Today marks the first day of school for children across South Africa. Of course, for parents this event is also marked by a sudden boom of traffic on the roads, but we can’t help feeling a bit nostalgic about the start of the school year. Because there’s much more to this time of year than a mere x on the calendar.
Although countries abroad have different school terms than we have in South Africa, we thought we’d remind you what this time of year feels like back home.
It smells like grass
Can you still remember the scent of freshly cut grass? We’re talking rugby, hockey, athletics and soccer fields, all prepared for thousands of tiny little feet to play on and learn the skills which could one day become the next springbok. Everything smells like it. In fact, we cannot really imagine summers and Januaries without it.
We master our ‘DC-fixing’ skills
These transparent self-adhesive book covers have been a nightmare for many a mom and dad across South Africa. And, of course, everyone’s got a different trick for making the product stick – sans bubbles of course. Some use rulers, others put books down on the sticky surface upside down and gently coax the sticky cover over their books. Then there are those who use their fingernails to smooth out bubbles after the fact. Whatever your trick, we’re sure you remember it with a mix of fondness and frustration.
The back-to-school pose
Our news feeds and inboxes are full of these images. Little Johan and his sister Chantelle are posing with looks of hopeful excitement and anxiety for their first, second, third, seventh or last picture. Mom snaps away with tears of pride and joy brimming in her eyes. All the while knowing that this will probably be the last time Johan’s white shirt will be truly white.
Athletics are a go
During the first few weeks of school, our children are all divided into different groups – usually categorised by surname – to compete amongst each other for their places on the school’s athletics team. But it’s much more than just athletics. It’s a grand event which requires colour-coded dressups and learning battle cries which would see our team win the ‘geesbeker’. You can still hear it, can’t you? Indeed… we’re already humming along to our favourite ones… As ‘n bloue sterf, begrawe hom nie, maar lê hom neer, in ‘n goue kis, en op sy bors, ‘n angelier, dat die mense kan sien, hy’t gesterf van plesier. How about the school rendition of Queen’s We will rock you? Can you hear it? Are you clapping yet? We are.
Making new friends
Your children are waiting with bated breath to hear which class they will be in. There’s always some disappointment at first when they learn they’re not in the same class as little Kobus or Melissa, but we know not to worry. Because unlike us adults, our children can make friends at the drop of a hat. They’re programmed to seek out corresponding likes and dislikes in each other, to find those pals who will eventually pass on love letters to the person they like, whom they’ll probably never talk to.
Your nights are occupied
When school starts, you’ll have to cancel all those after hour yoga classes and skype meetings… at least for the first few days. Because you’ll be busy marking stationery, covering books and adjusting seams. Marking has become a bit easier nowadays, but do you still remember carving off the coating on the back of pencils so you can write your child’s name on the wooden edge? How about painstakingly sewing on labels on your children’s clothes? That’s all but disappeared, but we still think on those days fondly.

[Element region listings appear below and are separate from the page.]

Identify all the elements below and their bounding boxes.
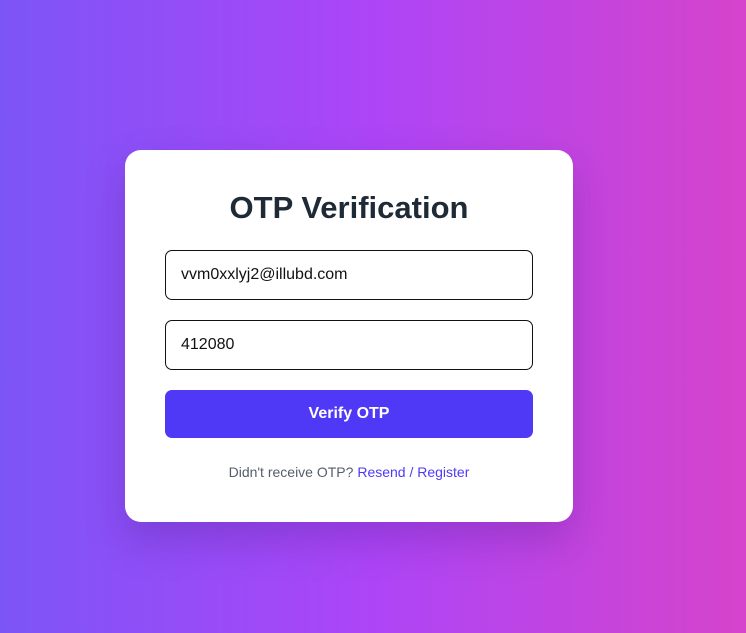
resend-prompt-text: Didn't receive OTP? [228,464,354,480]
resend-register-link[interactable]: Resend / Register [357,464,469,480]
otp-field[interactable] [165,320,533,370]
email-field[interactable] [165,250,533,300]
page-title: OTP Verification [229,190,469,225]
resend-prompt: Didn't receive OTP? Resend / Register [125,464,573,480]
otp-card: OTP Verification Verify OTP Didn't recei… [125,150,573,522]
verify-otp-button[interactable]: Verify OTP [165,390,533,438]
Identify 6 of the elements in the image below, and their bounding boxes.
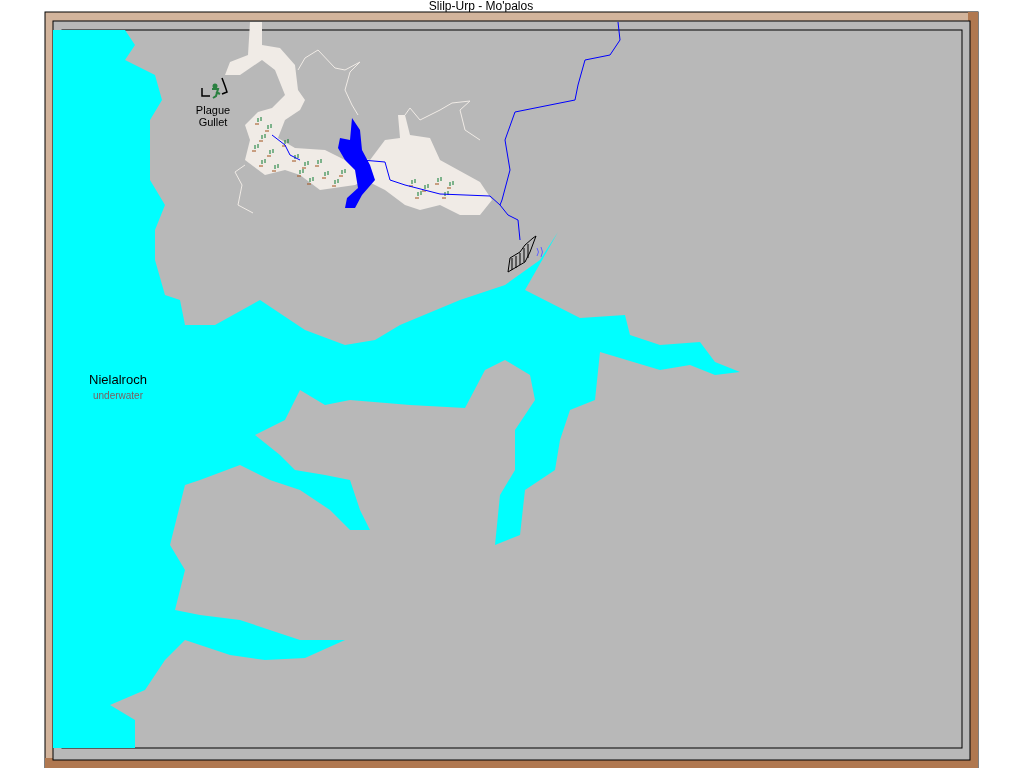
region-note: underwater [93, 390, 143, 401]
map-title: Slilp-Urp - Mo'palos [428, 0, 534, 13]
settlement-icon [507, 235, 543, 273]
town-label: Plague Gullet [195, 104, 231, 128]
region-label: Nielalroch [89, 372, 147, 387]
figure-icon [201, 77, 228, 99]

Lunchbox packing is an event
We all have a set of lunchbox ideas we’d retained from our youth. So which sarmies did mum pack you? We still remember Oxo spread. And how about sandwich spread, which resembles tartar sauce more than anything we’d usually put on bread. There’s the classic peanut butter and syrup sarmie, and the more nutritionally conscious among us will probably go for provitas with cheese and an apple on the side.
This time of year is a magical one. As a South African living abroad, you will undoubtedly not experience the back-to-school hype in the same way we do, but we’re hoping there’s a bit of South African flavour in this event, which sees kids return to the ‘hok’, and mum have a few hours per day to herself.